Re: gdk_input_add() and GdkInputCondition mapping



Emil Ong <onge mcs anl gov> writes:

Hi,

I'm working on an application that creates a display based on input from
standard in.  I'm using gdk_input_add() to get the input from standard in,
but I'm having a problem when piping to my application: when the left hand
side of the pipe closes its standard out (usually on exit), my handler
continues to be called.

I'll give an example that illustrates this:

#include <stdio.h>
#include <unistd.h>
#include <sys/poll.h>
#include <gtk/gtk.h>

void handle_input(gpointer data, gint source, GdkInputCondition condition)
{
    char buf[1024];
    struct pollfd ufds[1];
      
    ufds[0].fd = source;
    ufds[0].events = POLLIN;
    poll(ufds, 1, 1000);
    printf("0x%x\n", ufds[0]. revents);

    buf[0] = '\0';
    read(source, buf, 1024);

    printf(buf);
}

int main(int argc, char *argv[])
{
    gtk_init(&argc, &argv);

    (void)gdk_input_add(STDIN_FILENO, GDK_INPUT_READ, handle_input, NULL);

    gtk_main();
      
    return 0;
}

Now, when I compile this into polltest and run it...

$ echo test | ./polltest
0x11
test
0x10
0x10
0x10
0x10
0x10
...
^C

This effect appears to be freezing the GUI part of my app. I'm guessing
that this has something to do with the changes described in this message:

http://mail.gnome.org/archives/gtk-devel-list/1999-March/msg00089.html

where the GDK_INPUT_* mappings were changed.
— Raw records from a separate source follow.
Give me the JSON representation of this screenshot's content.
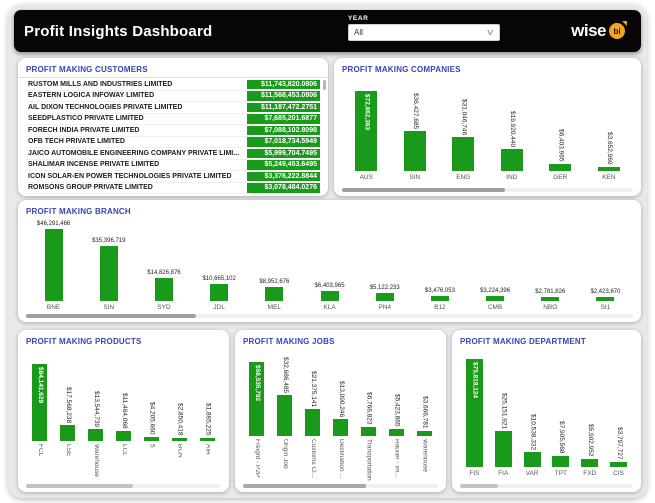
{
  "header": {
    "title": "Profit Insights Dashboard",
    "year_filter": {
      "label": "YEAR",
      "value": "All"
    },
    "logo": {
      "brand": "wise",
      "badge": "bi"
    }
  },
  "colors": {
    "bar_green": "#1a9a1a",
    "title_blue": "#3644b4",
    "header_black": "#060606",
    "badge_orange": "#f6a31d"
  },
  "customers": {
    "title": "PROFIT MAKING CUSTOMERS",
    "rows": [
      {
        "name": "RUSTOM MILLS AND INDUSTRIES LIMITED",
        "value": "$11,743,820.0806"
      },
      {
        "name": "EASTERN LOGICA INFOWAY LIMITED",
        "value": "$11,568,453.0806"
      },
      {
        "name": "AIL DIXON TECHNOLOGIES PRIVATE LIMITED",
        "value": "$11,187,472.2751"
      },
      {
        "name": "SEEDPLASTICO PRIVATE LIMITED",
        "value": "$7,685,201.6877"
      },
      {
        "name": "FORECH INDIA PRIVATE LIMITED",
        "value": "$7,088,102.8098"
      },
      {
        "name": "OFB TECH PRIVATE LIMITED",
        "value": "$7,018,734.5949"
      },
      {
        "name": "JAICO AUTOMOBILE ENGINEERING COMPANY PRIVATE LIMI...",
        "value": "$5,999,704.7495"
      },
      {
        "name": "SHALIMAR INCENSE PRIVATE LIMITED",
        "value": "$5,249,453.6495"
      },
      {
        "name": "ICON SOLAR-EN POWER TECHNOLOGIES PRIVATE LIMITED",
        "value": "$3,376,222.8844"
      },
      {
        "name": "ROMSONS GROUP PRIVATE LIMITED",
        "value": "$3,078,484.0276"
      }
    ]
  },
  "chart_data": [
    {
      "key": "companies",
      "type": "bar",
      "title": "PROFIT MAKING COMPANIES",
      "categories": [
        "AUS",
        "SIN",
        "ENG",
        "IND",
        "GER",
        "KEN"
      ],
      "values": [
        72862363,
        36427685,
        31046746,
        19920440,
        6403965,
        3652969
      ],
      "labels": [
        "$72,862,363",
        "$36,427,685",
        "$31,046,746",
        "$19,920,440",
        "$6,403,965",
        "$3,652,969"
      ],
      "ylim": [
        0,
        72862363
      ],
      "first_value_inside": true,
      "value_labels_rotated": true,
      "category_labels_rotated": false
    },
    {
      "key": "branch",
      "type": "bar",
      "title": "PROFIT MAKING BRANCH",
      "categories": [
        "BNE",
        "SIN",
        "SYD",
        "JDL",
        "MEL",
        "KLA",
        "PN4",
        "B12",
        "CMB",
        "NBO",
        "SI1"
      ],
      "values": [
        46291466,
        35396719,
        14826876,
        10665102,
        8952676,
        6403965,
        5122233,
        3476053,
        3224396,
        2781826,
        2423670
      ],
      "labels": [
        "$46,291,466",
        "$35,396,719",
        "$14,826,876",
        "$10,665,102",
        "$8,952,676",
        "$6,403,965",
        "$5,122,233",
        "$3,476,053",
        "$3,224,396",
        "$2,781,826",
        "$2,423,670"
      ],
      "ylim": [
        0,
        46291466
      ],
      "first_value_inside": false,
      "value_labels_rotated": false,
      "category_labels_rotated": false
    },
    {
      "key": "products",
      "type": "bar",
      "title": "PROFIT MAKING PRODUCTS",
      "categories": [
        "FCL",
        "LSE",
        "Warehouse",
        "LCL",
        "5",
        "BCN",
        "AIR"
      ],
      "values": [
        84141629,
        17568238,
        13544739,
        11464068,
        4205660,
        2850418,
        1895225
      ],
      "labels": [
        "$84,141,629",
        "$17,568,238",
        "$13,544,739",
        "$11,464,068",
        "$4,205,660",
        "$2,850,418",
        "$1,895,225"
      ],
      "ylim": [
        0,
        84141629
      ],
      "first_value_inside": true,
      "value_labels_rotated": true,
      "category_labels_rotated": true
    },
    {
      "key": "jobs",
      "type": "bar",
      "title": "PROFIT MAKING JOBS",
      "categories": [
        "Freight - P2P",
        "Origin Job",
        "Customs Cl...",
        "Destination ...",
        "Transportation",
        "Haulier - Im...",
        "Warehouse"
      ],
      "values": [
        58535792,
        32686485,
        21375141,
        13090246,
        6766823,
        5423865,
        3666781
      ],
      "labels": [
        "$58,535,792",
        "$32,686,485",
        "$21,375,141",
        "$13,090,246",
        "$6,766,823",
        "$5,423,865",
        "$3,666,781"
      ],
      "ylim": [
        0,
        58535792
      ],
      "first_value_inside": true,
      "value_labels_rotated": true,
      "category_labels_rotated": true
    },
    {
      "key": "department",
      "type": "bar",
      "title": "PROFIT MAKING DEPARTMENT",
      "categories": [
        "FIS",
        "FIA",
        "VAR",
        "TPT",
        "FXD",
        "CIS"
      ],
      "values": [
        75818124,
        25151921,
        10538332,
        7905568,
        5902952,
        3797727
      ],
      "labels": [
        "$75,818,124",
        "$25,151,921",
        "$10,538,332",
        "$7,905,568",
        "$5,902,952",
        "$3,797,727"
      ],
      "ylim": [
        0,
        75818124
      ],
      "first_value_inside": true,
      "value_labels_rotated": true,
      "category_labels_rotated": false
    }
  ]
}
My question is, is there a portable and efficient way to work around
this?  Right now I'm calling poll() in my handler to see if stdin has a
hangup, but this seems redundant and something that glib and/or gdk should
handle.

This is how input watches in GDK have always worked; and how
select() works. EOF on a file descriptor is signaled by notification
that the file descriptor is ready for reading, and the following
read producing 0 bytes.

When that happens, you are responsible for closing your end
of the pipe and removing the input watch yourself.

(If you use g_io_channel_add_watch(), you will get poll() semantics
instead of select() semantics - that is, there is G_IO_HUP. However,
because poll may be emulated by select on some systems, you still
have to check for zero length reads as an indication of EOF.)